I had spent a year struggling with the distressing issues in my life. I was dealing with a feeling of exclusion and not being able to communicate in a group of more than 2-3 people. The more I tried to fit in, the more I failed. Soon there were frequent breakdowns which became more frequent with passing days. In no time, I reached a state where it was getting difficult to get up from bed in the morning and there was not enough energy to engage in the world around me. I cried without any reason and avoided meeting people. The chest used to feel exhausted with pain and finally, the entire physical, emotional, and energetic system seemed to go under lockdown. And it seemed like a slow death.
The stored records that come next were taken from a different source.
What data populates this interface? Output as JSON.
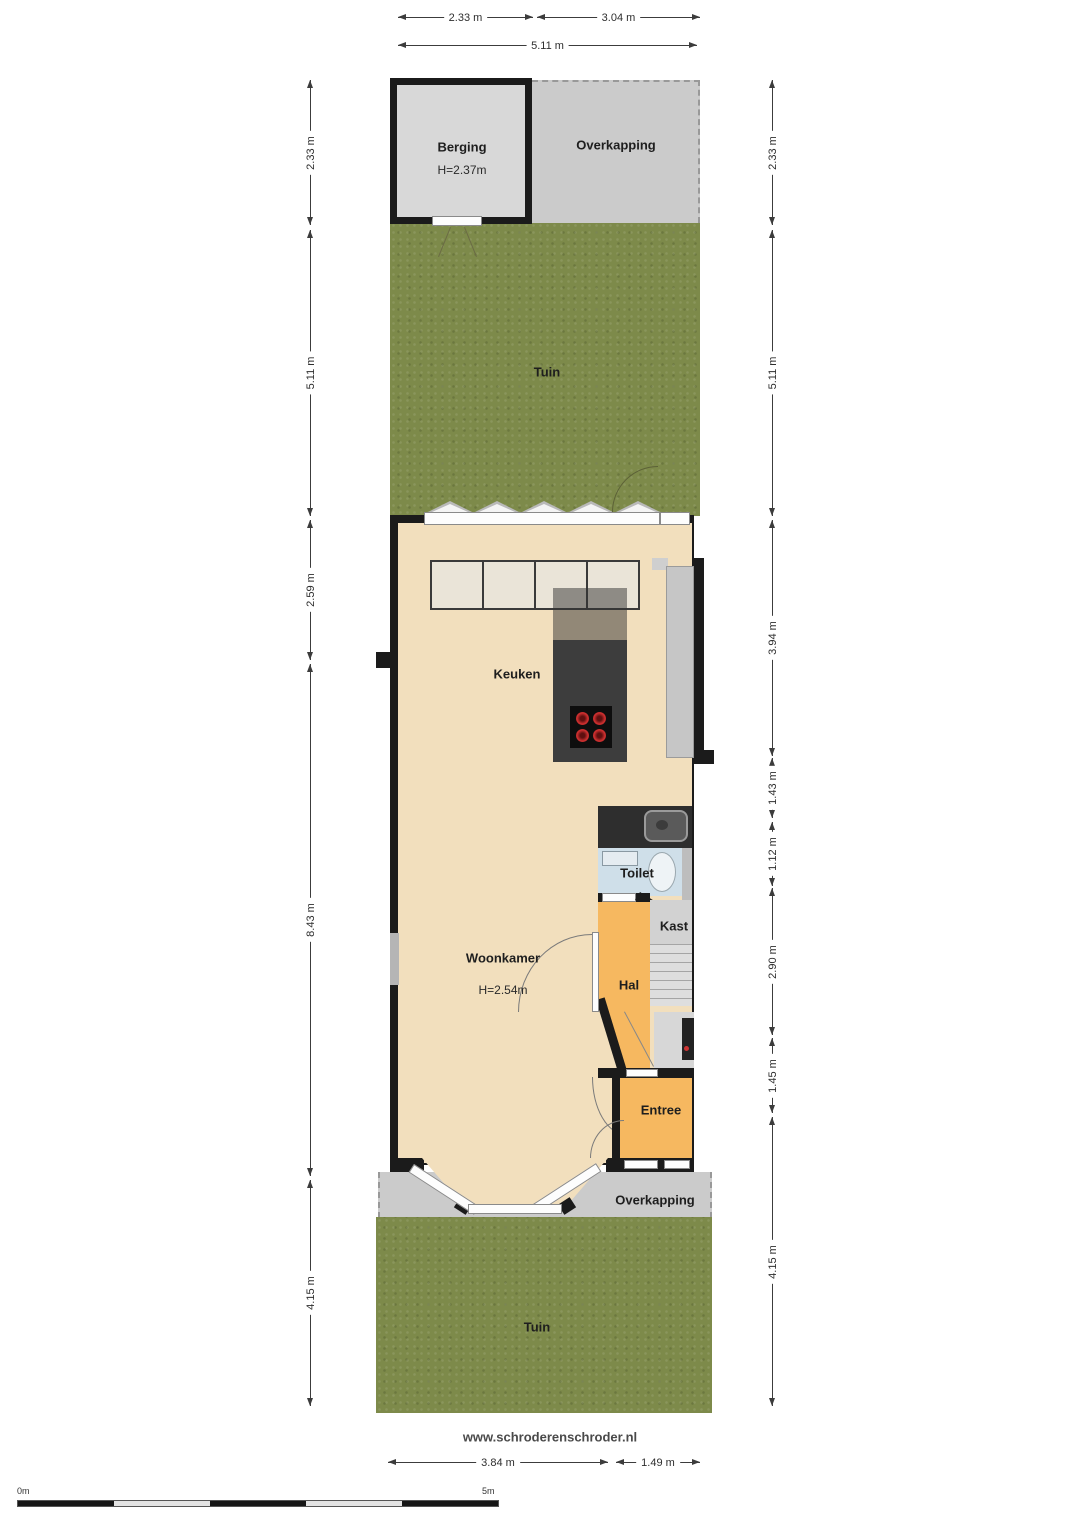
{
  "site": {
    "url_text": "www.schroderenschroder.nl"
  },
  "dims": {
    "top": [
      "2.33 m",
      "3.04 m",
      "5.11 m"
    ],
    "left": [
      "2.33 m",
      "5.11 m",
      "2.59 m",
      "8.43 m",
      "4.15 m"
    ],
    "right": [
      "2.33 m",
      "5.11 m",
      "3.94 m",
      "1.43 m",
      "1.12 m",
      "2.90 m",
      "1.45 m",
      "4.15 m"
    ],
    "bottom": [
      "3.84 m",
      "1.49 m"
    ]
  },
  "rooms": {
    "berging": "Berging",
    "berging_height": "H=2.37m",
    "overkapping_top": "Overkapping",
    "tuin_top": "Tuin",
    "keuken": "Keuken",
    "woonkamer": "Woonkamer",
    "woonkamer_height": "H=2.54m",
    "toilet": "Toilet",
    "kast": "Kast",
    "hal": "Hal",
    "entree": "Entree",
    "overkapping_bottom": "Overkapping",
    "tuin_bottom": "Tuin"
  },
  "scalebar": {
    "start": "0m",
    "end": "5m"
  },
  "colors": {
    "wall": "#1b1b1b",
    "floor_living": "#f2dfbd",
    "floor_hall": "#f6b860",
    "floor_toilet": "#cfdfe9",
    "grass": "#7d8a4a",
    "canopy": "#cbcbcb",
    "island": "#3d3d3d",
    "burner_red": "#cf3030"
  }
}
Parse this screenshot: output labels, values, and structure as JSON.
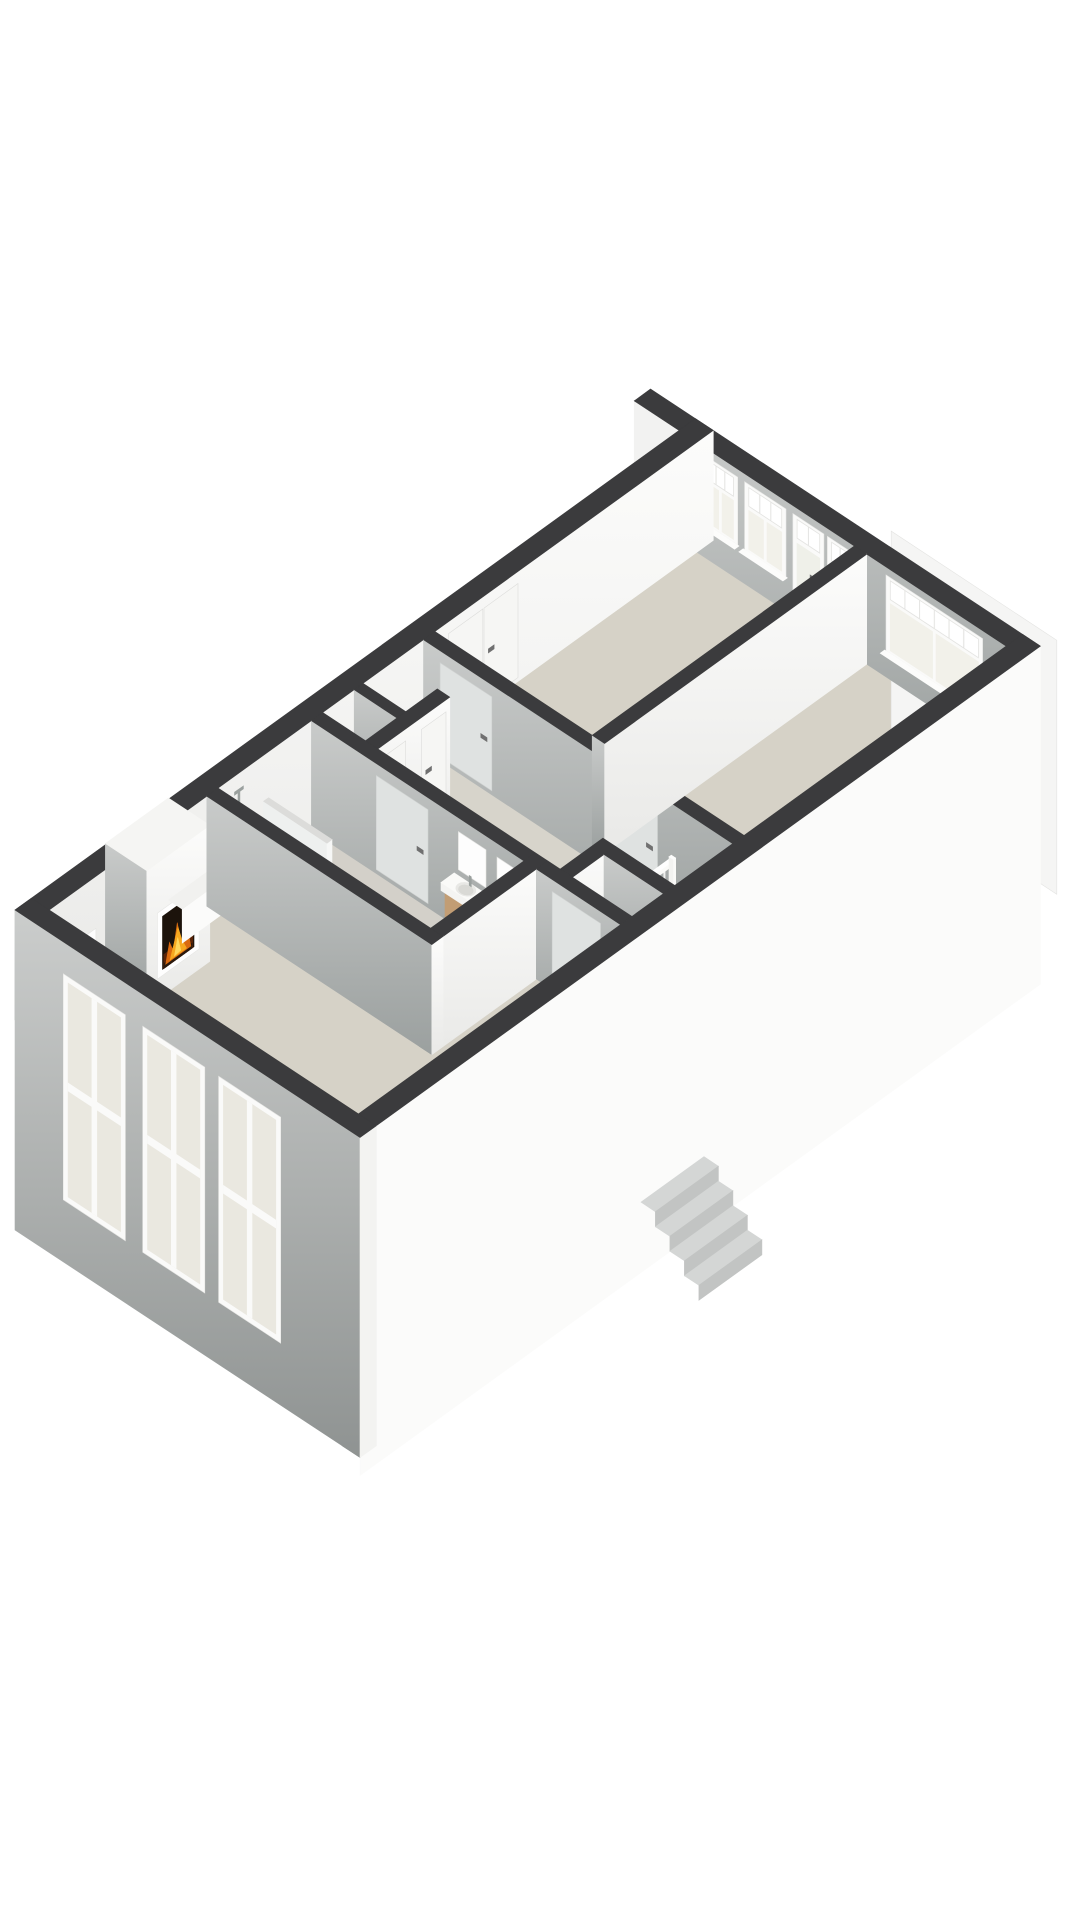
{
  "meta": {
    "content_type": "3d-floorplan-render",
    "view": "axonometric-cutaway",
    "background": "#ffffff"
  },
  "palette": {
    "wall_top": "#3b3b3d",
    "face_white_hi": "#fcfcfb",
    "face_white_lo": "#e9e9e7",
    "face_gray_hi": "#c9cbca",
    "face_gray_lo": "#9ba09f",
    "facade_gray_hi": "#cbcdcc",
    "facade_gray_lo": "#8f9392",
    "floor": "#d6d2c7",
    "floor_bath": "#d3d0c9",
    "floor_hall": "#d7d4cb",
    "floor_shower": "#cac9c3",
    "stair_well": "#a9a69d",
    "glass_pale": "#f2f1ea",
    "glass_ext": "#eae8e0",
    "transom_bg": "#e4e4e2",
    "frame_white": "#fafaf9",
    "wood_front": "#c29d74",
    "wood_side": "#a9855c",
    "basin_white": "#fafaf8",
    "fire_dark": "#1c130b",
    "fire_glow": "#5a2408",
    "fire_deep": "#d96a10",
    "fire_mid": "#f6a81f",
    "fire_hi": "#ffd75c",
    "door_on_gray": "#dfe2e1",
    "door_on_white": "#f6f6f4",
    "handle": "#707070",
    "ext_step_top": "#d4d6d5",
    "ext_step_side": "#c2c4c3",
    "neighbor_white": "#f5f5f4"
  },
  "rooms": [
    {
      "name": "living-room",
      "features": [
        "fireplace",
        "three-facade-windows",
        "radiator",
        "side-ledge"
      ]
    },
    {
      "name": "bathroom",
      "features": [
        "walk-in-shower",
        "glass-partition",
        "two-wood-vanity-sinks",
        "mirrors"
      ]
    },
    {
      "name": "hallway",
      "features": [
        "staircase-down",
        "balustrade",
        "landing-block"
      ]
    },
    {
      "name": "bedroom-1",
      "features": [
        "built-in-closet-doors",
        "two-windows",
        "two-glazed-doors"
      ]
    },
    {
      "name": "bedroom-2",
      "features": [
        "double-window"
      ]
    },
    {
      "name": "bedroom-3",
      "features": [
        "door-to-hall"
      ]
    },
    {
      "name": "toilet",
      "features": [
        "door"
      ]
    },
    {
      "name": "storage-closet",
      "features": [
        "door"
      ]
    }
  ],
  "structure": {
    "plan_size": {
      "x": 108,
      "y": 50
    },
    "wall_height": 110,
    "exterior_walls": {
      "nw": [
        0,
        0,
        108,
        2.6
      ],
      "sw": [
        0,
        0,
        2.6,
        50
      ],
      "ne": [
        105.4,
        0,
        108,
        50
      ],
      "se": [
        0,
        47.4,
        108,
        50
      ],
      "stub": [
        105.4,
        -6.5,
        108,
        0
      ]
    },
    "skirts": {
      "sw_depth": 210,
      "se_depth": 228
    },
    "interior_walls": {
      "l1": [
        27.6,
        2.6,
        29.4,
        35.2
      ],
      "l2": [
        27.6,
        33.4,
        46,
        35.2
      ],
      "w5": [
        44.2,
        2.6,
        46,
        33.4
      ],
      "w6": [
        44.2,
        35.2,
        46,
        47.4
      ],
      "l3": [
        62,
        2.6,
        63.8,
        47.4
      ],
      "l4": [
        63.8,
        25.4,
        105.4,
        27.2
      ],
      "tw_divider": [
        51,
        2.6,
        52.4,
        8.8
      ],
      "tw_south": [
        46,
        8.8,
        57.4,
        10.6
      ],
      "closet_north": [
        46,
        37,
        52.8,
        38.8
      ],
      "closet_east": [
        51,
        38.8,
        52.8,
        47.4
      ]
    },
    "floors": {
      "slab": [
        2.6,
        2.6,
        105.4,
        47.4
      ],
      "bathroom": [
        29.4,
        2.6,
        44.2,
        33.4
      ],
      "hall": [
        46,
        2.6,
        62,
        47.4
      ],
      "shower": [
        29.4,
        2.6,
        36.6,
        11.8
      ],
      "stairwell": [
        52.8,
        38.8,
        62,
        47.4
      ]
    },
    "windows_ne": [
      {
        "type": "window",
        "y": [
          3.5,
          8.5
        ]
      },
      {
        "type": "window",
        "y": [
          9.5,
          15.5
        ]
      },
      {
        "type": "glazed-door",
        "y": [
          16.5,
          21.0
        ]
      },
      {
        "type": "glazed-door",
        "y": [
          21.5,
          25.2
        ]
      },
      {
        "type": "double-window",
        "y": [
          30,
          44
        ]
      }
    ],
    "windows_sw": [
      {
        "y": [
          7,
          16
        ]
      },
      {
        "y": [
          18.5,
          27.5
        ]
      },
      {
        "y": [
          29.5,
          38.5
        ]
      }
    ],
    "doors": [
      {
        "wall": "l3",
        "face": "w",
        "y": [
          5,
          12.5
        ],
        "name": "bedroom-1-door"
      },
      {
        "wall": "l3",
        "face": "w",
        "y": [
          29,
          36.5
        ],
        "name": "bedroom-2-door"
      },
      {
        "wall": "w5",
        "face": "w",
        "y": [
          12,
          19.5
        ],
        "name": "bathroom-door"
      },
      {
        "wall": "w6",
        "face": "w",
        "y": [
          37.5,
          44.5
        ],
        "name": "bedroom-3-door"
      },
      {
        "wall": "tw_south",
        "face": "s",
        "x": [
          46.6,
          50.4
        ],
        "name": "toilet-door"
      },
      {
        "wall": "tw_south",
        "face": "s",
        "x": [
          52.9,
          56.8
        ],
        "name": "storage-door"
      },
      {
        "wall": "nw",
        "face": "s",
        "x": [
          66,
          71.4
        ],
        "name": "closet-door-left"
      },
      {
        "wall": "nw",
        "face": "s",
        "x": [
          71.6,
          77
        ],
        "name": "closet-door-right"
      }
    ],
    "fireplace": {
      "chimney": [
        11.5,
        2.6,
        21.5,
        8.6
      ],
      "height": 136,
      "firebox_x": [
        13.2,
        19.8
      ],
      "firebox_z": [
        20,
        86
      ],
      "ledge": [
        21.5,
        2.6,
        27.6,
        4.6
      ],
      "ledge_height": 34
    },
    "radiator": {
      "x": [
        5,
        10
      ],
      "z": [
        18,
        58
      ]
    },
    "shower": {
      "glass_wall": [
        36.6,
        2.6,
        37.4,
        11.8
      ],
      "glass_height": 64,
      "set_x": 32.7
    },
    "vanities": [
      [
        42.4,
        23.6,
        44.2,
        28.2
      ],
      [
        42.4,
        29.2,
        44.2,
        33.2
      ]
    ],
    "vanity_height": 44,
    "mirrors": [
      {
        "y": [
          23.9,
          27.9
        ]
      },
      {
        "y": [
          29.5,
          32.9
        ]
      }
    ],
    "stairs": {
      "opening": [
        52.8,
        38.8,
        62,
        47.4
      ],
      "steps": 6,
      "step_depth": 1.3,
      "landing": [
        60.6,
        38.8,
        62,
        47.4
      ],
      "landing_height": 13,
      "balustrade": {
        "y": 38.8,
        "x": [
          52.8,
          62
        ],
        "rail_top": 56,
        "spindle_height": 49,
        "spindle_gap": 1.04
      }
    },
    "exterior_stairs": {
      "x": [
        43.5,
        53.5
      ],
      "y_start": 51,
      "step_w": 2.1,
      "steps": 4,
      "z_top": -148,
      "drop": 15
    },
    "neighbor_wall": {
      "x": 110.6,
      "y": [
        26,
        50
      ],
      "z_top": 104,
      "z_bottom": -150
    }
  }
}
Living with depression can look like wanting to spend days altogether in the space of comfort, which is mostly the room where the person lives. The everyday basic struggle can look like just getting up from the bed and reaching out to the bathroom to brush teeth. Getting up can be literally like picking up different parts of the body and holding them up together. The strange exhaustive feeling in the chest feels as if the heart is tired of all the pain. The different aches and pains in the body make it even worse. Either there is no sleep or a lot of it. Body metabolism can go for a toss. If the person in depression doesn’t feel understood for what he is going through, it may further worsen the situation. Meeting someone and putting up a smiling face can bring down anxiety. The pieces of advice coming from the environment may not be doable which further drives shame into the system. The person loses interest in living his life, which may lead to self-defeating thoughts, questioning the reason to live, and attempting to harm oneself.


The reason to land up in such a state can be different for everyone but it almost feels the same to be in what is termed as a Clinical Depression. Depression is different from “feeling depressed” or “feeling sad”. Often the term is casually used whenever there is a prolonged sadness due to some specific incident. Depression is the result of many incidents that have continued to make us feel in a certain way. There is a pattern in our thoughts and emotions which works destructively towards our feeling of self (self-esteem, self-worth, self-love, ego identity). Depression is a serious illness that cannot be altered with positive thinking or trying to pull out from self from the closet. It needs medical intervention at times and continued support from an MHP working in the domain of thought and emotion. The biggest support can come from the family or the people with whom a person dealing with depression lives. The family members can provide an extended safe space where the person can be himself. Receiving assistance in the day-to-day chores towards self can be most helpful and comforting. Most importantly just being understood for what a person is going through can be – Hope.